Yahoo president and CEO Marissa Mayer speaks during a keynote address at the International Consumer Electronics Show in Las Vegas on Jan. 7, 2014.
Julie Jacobson—AP
July 15, 2014 4:40 PM EDT

Updated July 15, 6:22 p.m. ET

Yahoo will get to hold on to more of its most valuable asset, the high-flying Chinese e-commerce company Alibaba.

Alibaba, which is prepping for a huge public offering in the U.S., has agreed to let Yahoo keep 68 million more shares than originally planned when the company goes public, Yahoo disclosed in its quarterly earnings report Tuesday.

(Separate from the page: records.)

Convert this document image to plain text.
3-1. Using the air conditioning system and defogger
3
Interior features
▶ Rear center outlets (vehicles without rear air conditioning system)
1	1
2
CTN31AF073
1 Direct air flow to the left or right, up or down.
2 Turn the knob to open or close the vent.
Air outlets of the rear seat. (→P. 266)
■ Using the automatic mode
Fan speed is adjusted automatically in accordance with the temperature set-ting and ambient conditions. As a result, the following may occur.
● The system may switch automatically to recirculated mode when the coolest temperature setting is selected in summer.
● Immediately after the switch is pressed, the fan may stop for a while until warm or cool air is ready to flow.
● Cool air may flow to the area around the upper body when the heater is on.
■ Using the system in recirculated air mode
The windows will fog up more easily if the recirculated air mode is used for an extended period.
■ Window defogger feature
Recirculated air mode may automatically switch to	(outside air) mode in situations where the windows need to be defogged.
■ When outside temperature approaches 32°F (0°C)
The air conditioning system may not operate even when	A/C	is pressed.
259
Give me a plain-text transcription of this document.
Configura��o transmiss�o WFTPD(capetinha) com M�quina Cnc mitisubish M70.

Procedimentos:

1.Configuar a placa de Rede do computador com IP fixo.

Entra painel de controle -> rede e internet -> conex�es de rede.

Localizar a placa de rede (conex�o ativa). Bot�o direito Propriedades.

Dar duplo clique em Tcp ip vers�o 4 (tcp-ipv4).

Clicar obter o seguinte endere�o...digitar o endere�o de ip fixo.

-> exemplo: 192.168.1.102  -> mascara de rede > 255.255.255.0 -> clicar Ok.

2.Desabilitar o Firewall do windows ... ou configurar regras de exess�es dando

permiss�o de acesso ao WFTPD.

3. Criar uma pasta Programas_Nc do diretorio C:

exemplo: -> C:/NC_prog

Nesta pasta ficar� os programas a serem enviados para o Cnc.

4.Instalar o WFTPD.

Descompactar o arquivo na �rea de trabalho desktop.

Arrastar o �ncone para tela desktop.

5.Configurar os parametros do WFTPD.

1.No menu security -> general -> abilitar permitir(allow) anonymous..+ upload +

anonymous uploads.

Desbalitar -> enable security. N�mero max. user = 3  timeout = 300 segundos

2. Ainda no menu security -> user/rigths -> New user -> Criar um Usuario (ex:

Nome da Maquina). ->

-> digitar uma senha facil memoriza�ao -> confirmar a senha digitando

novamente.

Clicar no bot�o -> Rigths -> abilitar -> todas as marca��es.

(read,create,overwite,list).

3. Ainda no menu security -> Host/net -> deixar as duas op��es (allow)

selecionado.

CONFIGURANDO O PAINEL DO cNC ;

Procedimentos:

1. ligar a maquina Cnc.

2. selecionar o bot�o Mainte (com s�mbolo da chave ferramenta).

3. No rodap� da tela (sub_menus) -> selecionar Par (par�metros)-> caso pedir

Yahoo was previously required to sell 208 million shares, or about 40 percent, of its current stake in Alibaba during its IPO. Now the Internet giant will only have to sell 140 million shares. Alibaba’s IPO could give the Chinese company a valuation of as much as $150 billion, according to some estimates, making it a valuable asset for Yahoo.

Yahoo currently has about a 24 percent stake in Alibaba. “We are very strong believers in Alibaba over time,” Yahoo Chief Financial Officer Ken Goldman said in a conference call with investors. The company also announced that it would return at least half of the after-tax proceeds it makes from Alibaba’s IPO directly to shareholders.

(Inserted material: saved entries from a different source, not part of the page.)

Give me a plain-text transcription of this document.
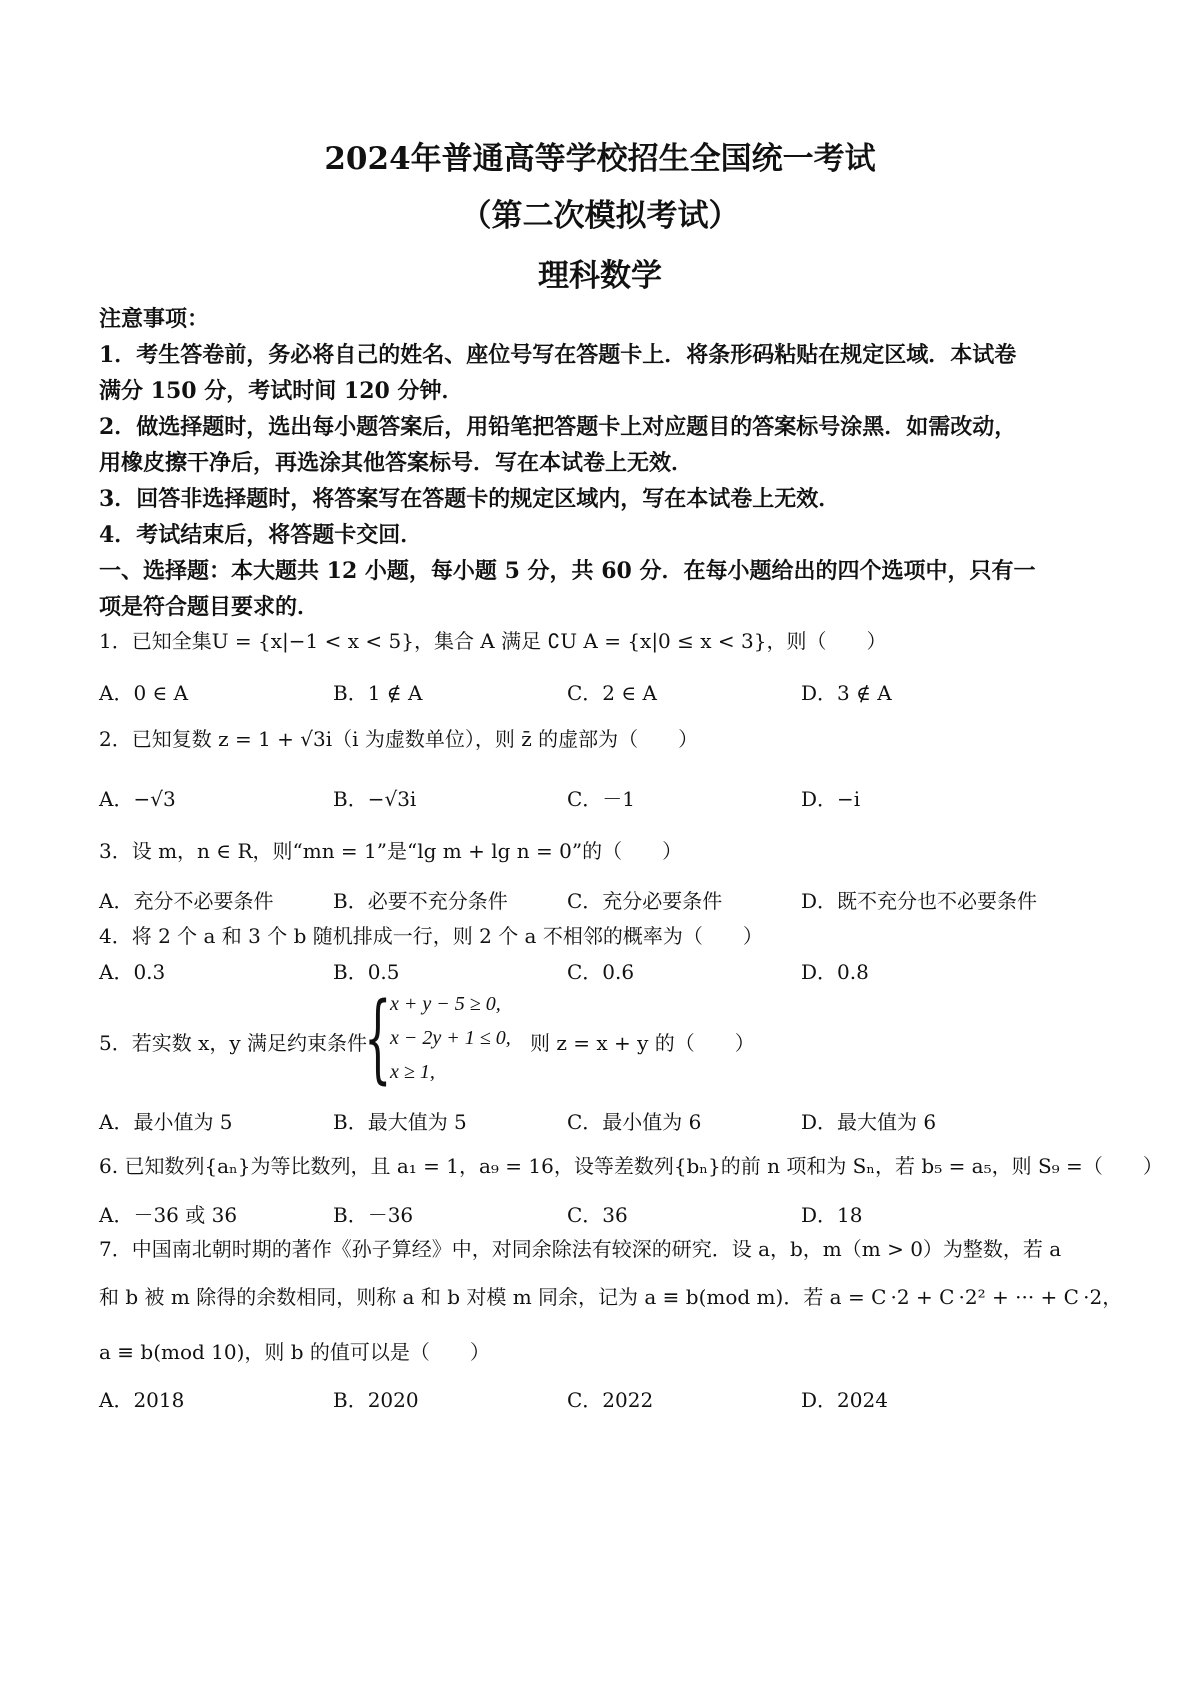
2024年普通高等学校招生全国统一考试
（第二次模拟考试）
理科数学
注意事项：
1．考生答卷前，务必将自己的姓名、座位号写在答题卡上．将条形码粘贴在规定区域．本试卷
满分 150 分，考试时间 120 分钟．
2．做选择题时，选出每小题答案后，用铅笔把答题卡上对应题目的答案标号涂黑．如需改动，
用橡皮擦干净后，再选涂其他答案标号．写在本试卷上无效．
3．回答非选择题时，将答案写在答题卡的规定区域内，写在本试卷上无效．
4．考试结束后，将答题卡交回．
一、选择题：本大题共 12 小题，每小题 5 分，共 60 分．在每小题给出的四个选项中，只有一
项是符合题目要求的．
1．已知全集U = {x|−1 < x < 5}，集合 A 满足 ∁U A = {x|0 ≤ x < 3}，则（　　）
A．0 ∈ A	B．1 ∉ A	C．2 ∈ A	D．3 ∉ A
2．已知复数 z = 1 + √3i（i 为虚数单位），则 z̄ 的虚部为（　　）
A．−√3	B．−√3i	C．－1	D．−i
3．设 m，n ∈ R，则“mn = 1”是“lg m + lg n = 0”的（　　）
A．充分不必要条件	B．必要不充分条件	C．充分必要条件	D．既不充分也不必要条件
4．将 2 个 a 和 3 个 b 随机排成一行，则 2 个 a 不相邻的概率为（　　）
A．0.3	B．0.5	C．0.6	D．0.8
5．若实数 x，y 满足约束条件
{
x + y − 5 ≥ 0,
x − 2y + 1 ≤ 0,
x ≥ 1,
则 z = x + y 的（　　）
A．最小值为 5	B．最大值为 5	C．最小值为 6	D．最大值为 6
6. 已知数列{aₙ}为等比数列，且 a₁ = 1，a₉ = 16，设等差数列{bₙ}的前 n 项和为 Sₙ，若 b₅ = a₅，则 S₉ =（　　）
A．－36 或 36	B．－36	C．36	D．18
7．中国南北朝时期的著作《孙子算经》中，对同余除法有较深的研究．设 a，b，m（m > 0）为整数，若 a
和 b 被 m 除得的余数相同，则称 a 和 b 对模 m 同余，记为 a ≡ b(mod m)．若 a = C ·2 + C ·2² + ··· + C ·2，
a ≡ b(mod 10)，则 b 的值可以是（　　）
A．2018	B．2020	C．2022	D．2024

Not everyone is convinced that Yahoo’s dependence on Alibaba is a good thing. “They’re suggesting that the capital is much better suited in an investment in Alibaba Group than what they can actually do with the cash,” says Rick Summer, an equity analyst at Morningstar. “It’s an admission that Yahoo doesn’t have enough opportunities to invest in and they don’t have confidence to return the cash to shareholders.”

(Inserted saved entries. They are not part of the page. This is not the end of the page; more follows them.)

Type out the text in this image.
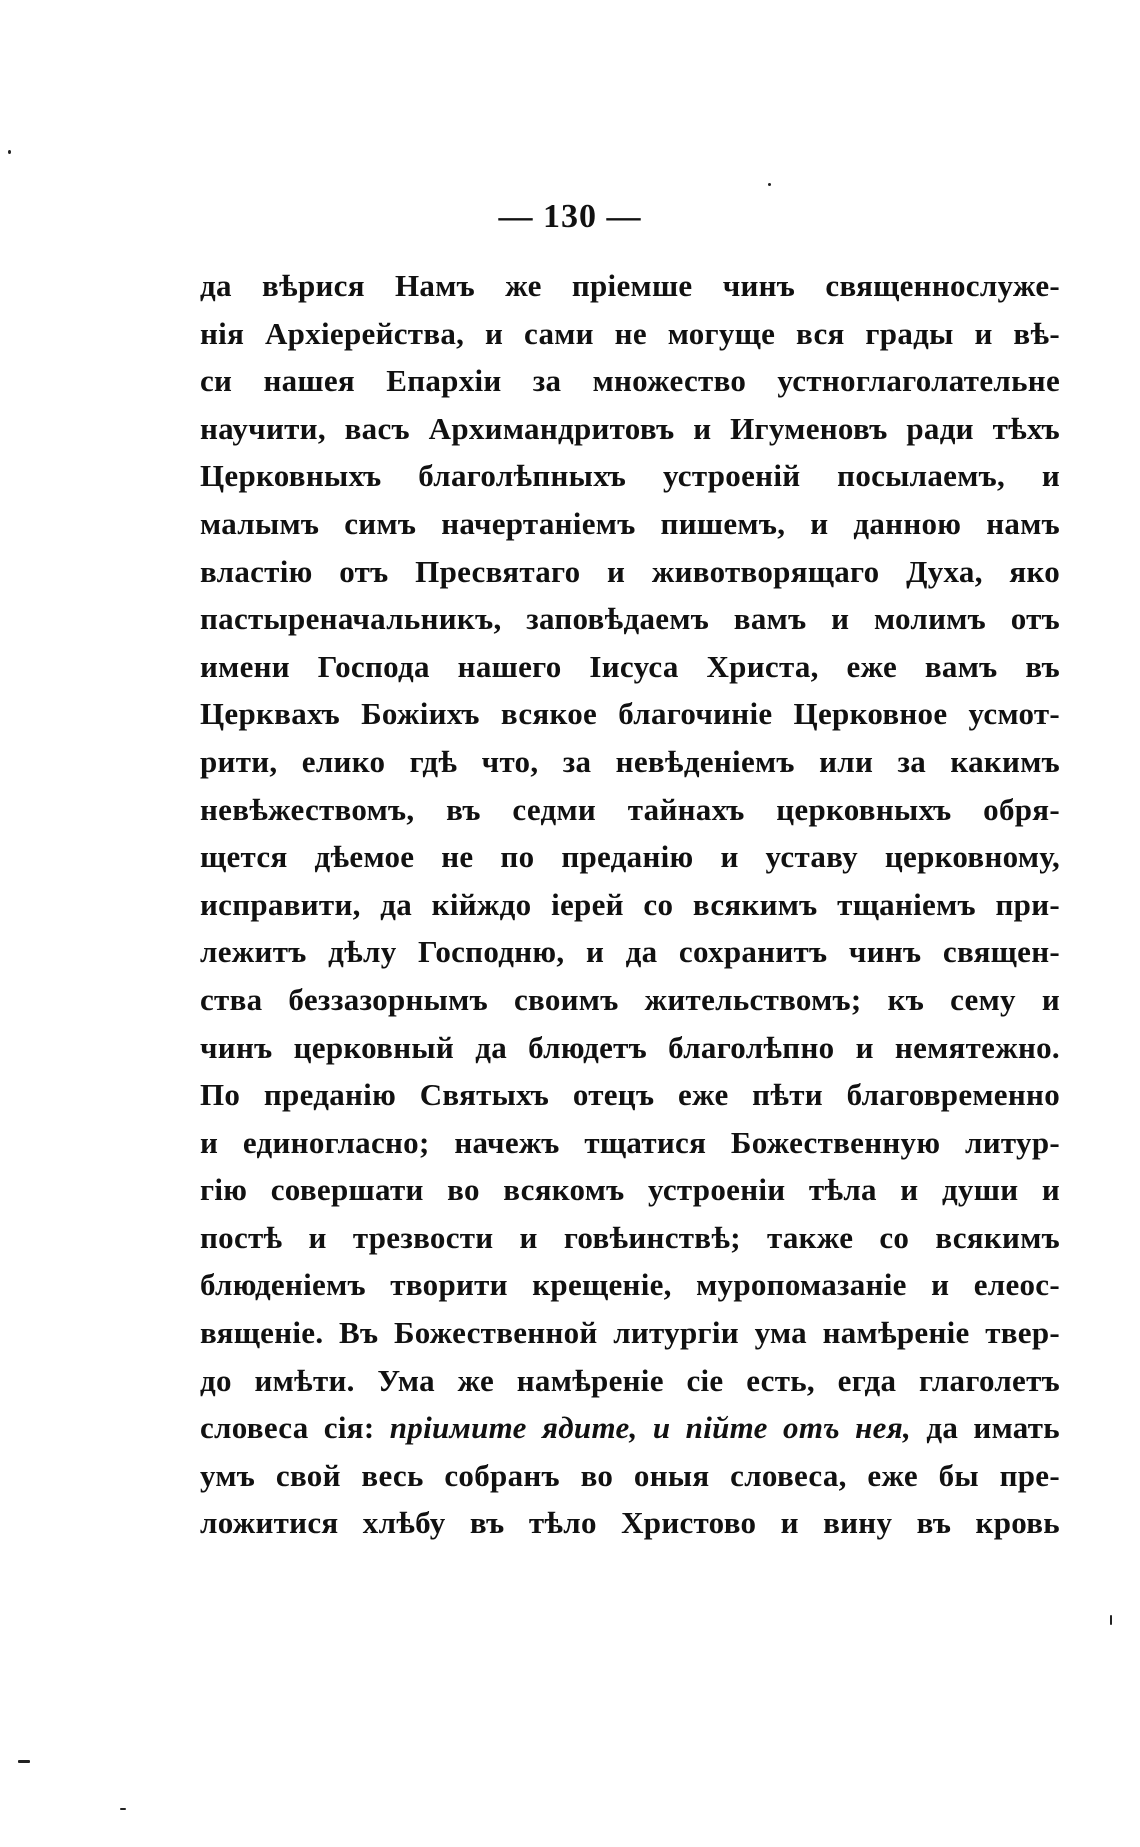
— 130 —
да вѣрися Намъ же пріемше чинъ священнослуже-
нія Архіерейства, и сами не могуще вся грады и вѣ-
си нашея Епархіи за множество устноглаголательне
научити, васъ Архимандритовъ и Игуменовъ ради тѣхъ
Церковныхъ благолѣпныхъ устроеній посылаемъ, и
малымъ симъ начертаніемъ пишемъ, и данною намъ
властію отъ Пресвятаго и животворящаго Духа, яко
пастыреначальникъ, заповѣдаемъ вамъ и молимъ отъ
имени Господа нашего Іисуса Христа, еже вамъ въ
Церквахъ Божіихъ всякое благочиніе Церковное усмот-
рити, елико гдѣ что, за невѣденіемъ или за какимъ
невѣжествомъ, въ седми тайнахъ церковныхъ обря-
щется дѣемое не по преданію и уставу церковному,
исправити, да кійждо іерей со всякимъ тщаніемъ при-
лежитъ дѣлу Господню, и да сохранитъ чинъ священ-
ства беззазорнымъ своимъ жительствомъ; къ сему и
чинъ церковный да блюдетъ благолѣпно и немятежно.
По преданію Святыхъ отецъ еже пѣти благовременно
и единогласно; начежъ тщатися Божественную литур-
гію совершати во всякомъ устроеніи тѣла и души и
постѣ и трезвости и говѣинствѣ; также со всякимъ
блюденіемъ творити крещеніе, муропомазаніе и елеос-
вященіе. Въ Божественной литургіи ума намѣреніе твер-
до имѣти. Ума же намѣреніе сіе есть, егда глаголетъ
словеса сія: пріимите ядите, и пійте отъ нея, да имать
умъ свой весь собранъ во оныя словеса, еже бы пре-
ложитися хлѣбу въ тѣло Христово и вину въ кровь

Beyond Alibaba, Yahoo’s earnings report was mostly disappointing. The company posted revenue excluding traffic acquisition costs of $1.04 billion in the second quarter, a 3% drop from the same period last year and well below analysts’ estimates. Earnings per share were 37 cents, below analyst estimates of 38 cents. Operating income plunged from $137 million in 2013 to $38 million in 2014. Revenue from display advertising excluding traffic acquisition cost was $394 million, off seven percent from the same period last year. Search revenue, though, was a bright spot, increasing from $403 million last year to $428 million this year.

CEO Marissa Mayer herself acknowledged that the results were subpar. “Our top priority is revenue growth and by that measure, we are not satisfied with our Q2 results,” Mayer said in a statement. “While several areas showed strength, their growth was offset by declines.”

During the conference call, Mayer touted user growth as proof that Yahoo still has considerable room to grow its revenue. The company’s sites now have 450 million monthly users on mobile, and its video site, Yahoo Screen, increased views 67% year-over-year. Upcoming content initiatives aimed at further goosing growth include a series of daily concert broadcasts for a year and the exclusive airing of a sixth season of the cancelled NBC sitcom Community.

Yahoo shares sunk a bit more than two percent following the company’s conference call with investors.